Why Taylor Expansion (1st order, multilvariable) is the best approximation of f(x) by polynomials?

Question

I don't how to start the question here, to use "ball" to solve problem seems very hard for me... Could anyone please help?

Answer 1

The problem, as stated, doesn't seem to be correct.
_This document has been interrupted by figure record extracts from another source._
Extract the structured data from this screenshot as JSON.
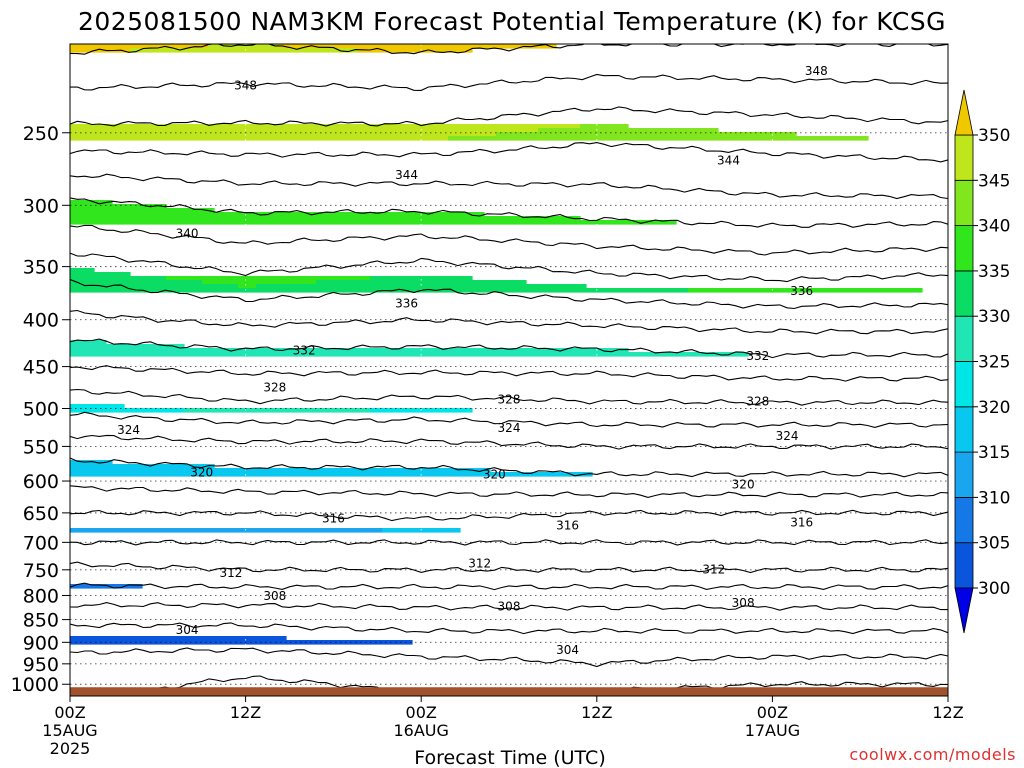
{
  "chart_data": {
    "type": "heatmap",
    "title": "2025081500 NAM3KM Forecast Potential Temperature (K) for KCSG",
    "xlabel": "Forecast Time (UTC)",
    "ylabel": "",
    "watermark": "coolwx.com/models",
    "x_ticks": [
      {
        "hour": 0,
        "label": "00Z",
        "sub1": "15AUG",
        "sub2": "2025"
      },
      {
        "hour": 12,
        "label": "12Z",
        "sub1": "",
        "sub2": ""
      },
      {
        "hour": 24,
        "label": "00Z",
        "sub1": "16AUG",
        "sub2": ""
      },
      {
        "hour": 36,
        "label": "12Z",
        "sub1": "",
        "sub2": ""
      },
      {
        "hour": 48,
        "label": "00Z",
        "sub1": "17AUG",
        "sub2": ""
      },
      {
        "hour": 60,
        "label": "12Z",
        "sub1": "",
        "sub2": ""
      }
    ],
    "xlim": [
      0,
      60
    ],
    "y_scale": "log",
    "y_ticks": [
      250,
      300,
      350,
      400,
      450,
      500,
      550,
      600,
      650,
      700,
      750,
      800,
      850,
      900,
      950,
      1000
    ],
    "ylim": [
      1030,
      200
    ],
    "grid": true,
    "colorbar": {
      "levels": [
        300,
        305,
        310,
        315,
        320,
        325,
        330,
        335,
        340,
        345,
        350
      ],
      "labels": [
        "300",
        "305",
        "310",
        "315",
        "320",
        "325",
        "330",
        "335",
        "340",
        "345",
        "350"
      ],
      "colors": [
        "#0000e6",
        "#0a55dc",
        "#1478e6",
        "#1aa5ef",
        "#08c8ef",
        "#00e6e6",
        "#1fe6b4",
        "#0adc64",
        "#32e61e",
        "#82e61e",
        "#bfe61c",
        "#fafa00",
        "#f0c800"
      ]
    },
    "contour_step_K": 2,
    "profile_hours": [
      0,
      12,
      24,
      36,
      48,
      60
    ],
    "profiles": [
      {
        "pressure": 1000,
        "theta": [
          303.0,
          301.5,
          302.5,
          302.5,
          302.0,
          302.0
        ]
      },
      {
        "pressure": 950,
        "theta": [
          303.5,
          303.0,
          303.5,
          304.0,
          303.5,
          303.5
        ]
      },
      {
        "pressure": 900,
        "theta": [
          304.5,
          304.5,
          305.0,
          305.0,
          305.0,
          305.0
        ]
      },
      {
        "pressure": 850,
        "theta": [
          306.5,
          306.5,
          307.0,
          307.0,
          307.0,
          307.0
        ]
      },
      {
        "pressure": 800,
        "theta": [
          309.0,
          309.0,
          309.0,
          309.0,
          309.0,
          309.0
        ]
      },
      {
        "pressure": 750,
        "theta": [
          311.5,
          312.0,
          312.0,
          312.0,
          312.0,
          312.0
        ]
      },
      {
        "pressure": 700,
        "theta": [
          314.0,
          314.0,
          314.0,
          314.0,
          314.0,
          314.0
        ]
      },
      {
        "pressure": 650,
        "theta": [
          316.0,
          316.0,
          316.5,
          316.0,
          316.0,
          316.0
        ]
      },
      {
        "pressure": 600,
        "theta": [
          318.5,
          319.0,
          319.0,
          319.5,
          319.5,
          319.5
        ]
      },
      {
        "pressure": 550,
        "theta": [
          321.0,
          321.5,
          321.5,
          322.0,
          322.0,
          322.0
        ]
      },
      {
        "pressure": 500,
        "theta": [
          324.5,
          325.5,
          325.0,
          325.5,
          325.5,
          325.5
        ]
      },
      {
        "pressure": 450,
        "theta": [
          328.0,
          328.5,
          328.5,
          328.5,
          329.0,
          329.0
        ]
      },
      {
        "pressure": 400,
        "theta": [
          331.5,
          332.5,
          332.0,
          332.5,
          333.0,
          333.0
        ]
      },
      {
        "pressure": 350,
        "theta": [
          335.0,
          336.5,
          335.5,
          336.5,
          337.0,
          336.5
        ]
      },
      {
        "pressure": 300,
        "theta": [
          339.5,
          340.5,
          340.5,
          341.0,
          341.5,
          341.5
        ]
      },
      {
        "pressure": 250,
        "theta": [
          345.5,
          345.5,
          345.5,
          344.5,
          345.0,
          345.5
        ]
      },
      {
        "pressure": 200,
        "theta": [
          350.5,
          350.0,
          350.5,
          350.0,
          350.0,
          350.0
        ]
      }
    ],
    "contour_labels": [
      {
        "text": "348",
        "hour": 12,
        "pressure": 222
      },
      {
        "text": "348",
        "hour": 51,
        "pressure": 214
      },
      {
        "text": "344",
        "hour": 23,
        "pressure": 278
      },
      {
        "text": "344",
        "hour": 45,
        "pressure": 268
      },
      {
        "text": "340",
        "hour": 8,
        "pressure": 322
      },
      {
        "text": "336",
        "hour": 23,
        "pressure": 384
      },
      {
        "text": "336",
        "hour": 50,
        "pressure": 372
      },
      {
        "text": "332",
        "hour": 16,
        "pressure": 432
      },
      {
        "text": "332",
        "hour": 47,
        "pressure": 438
      },
      {
        "text": "328",
        "hour": 14,
        "pressure": 474
      },
      {
        "text": "328",
        "hour": 30,
        "pressure": 489
      },
      {
        "text": "328",
        "hour": 47,
        "pressure": 491
      },
      {
        "text": "324",
        "hour": 4,
        "pressure": 528
      },
      {
        "text": "324",
        "hour": 30,
        "pressure": 525
      },
      {
        "text": "324",
        "hour": 49,
        "pressure": 536
      },
      {
        "text": "320",
        "hour": 9,
        "pressure": 587
      },
      {
        "text": "320",
        "hour": 29,
        "pressure": 590
      },
      {
        "text": "320",
        "hour": 46,
        "pressure": 605
      },
      {
        "text": "316",
        "hour": 18,
        "pressure": 659
      },
      {
        "text": "316",
        "hour": 34,
        "pressure": 671
      },
      {
        "text": "316",
        "hour": 50,
        "pressure": 666
      },
      {
        "text": "312",
        "hour": 11,
        "pressure": 756
      },
      {
        "text": "312",
        "hour": 28,
        "pressure": 738
      },
      {
        "text": "312",
        "hour": 44,
        "pressure": 749
      },
      {
        "text": "308",
        "hour": 14,
        "pressure": 801
      },
      {
        "text": "308",
        "hour": 30,
        "pressure": 822
      },
      {
        "text": "308",
        "hour": 46,
        "pressure": 815
      },
      {
        "text": "304",
        "hour": 8,
        "pressure": 872
      },
      {
        "text": "304",
        "hour": 34,
        "pressure": 918
      }
    ]
  }
}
Consider $f:\mathbb{R}^n\rightarrow \mathbb{R}$ given by $f(x) = a_0+b_0\cdot x$ for some $a_0 \in \mathbb{R}$ and $b_0 \in \mathbb{R}^n$. Then we see the first approximation of $f$ at some point $x^\ast$ is itself which we could write as $f(x)= a_0+b_0\cdot x^\ast+b_0(x-x^\ast)$. Now, consider $p(x)$ a first order polynomial $p(x) = f(x^\ast) + b_1\cdot (x-x^\ast)$ where $b_1 \neq b_0$, i.e. $p(x^\ast) = f(x^\ast)$ but $p(x)\neq f(x)$.
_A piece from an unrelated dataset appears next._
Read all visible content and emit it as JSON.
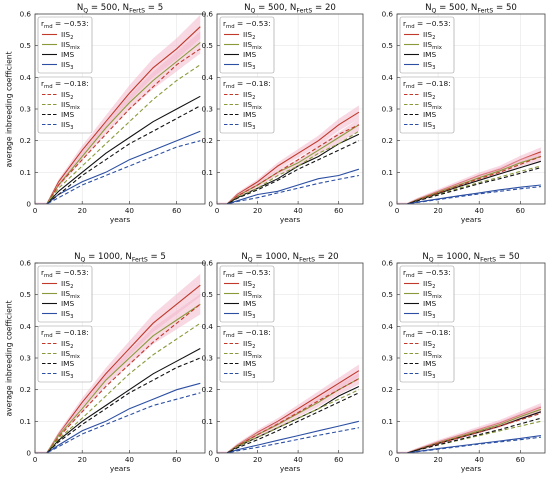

Now, observe \begin{align} |f(x)-p(x)|= |(b_0-b_1)\cdot(x-x^\ast)|. \end{align} If we choose $x$ such that $(x-x^\ast)\perp (b_0-b_1)$, which is always possible for any neighborhood of $x^\ast$, we see $|f(x)-p(x)| = 0$ but $|x-x^\ast| \neq 0$. Thus there can't exists $\eta>0$ such that $|f(x)-p(x)|\geq\eta|x-x^\ast|$ for any neighborhood of $x^\ast$.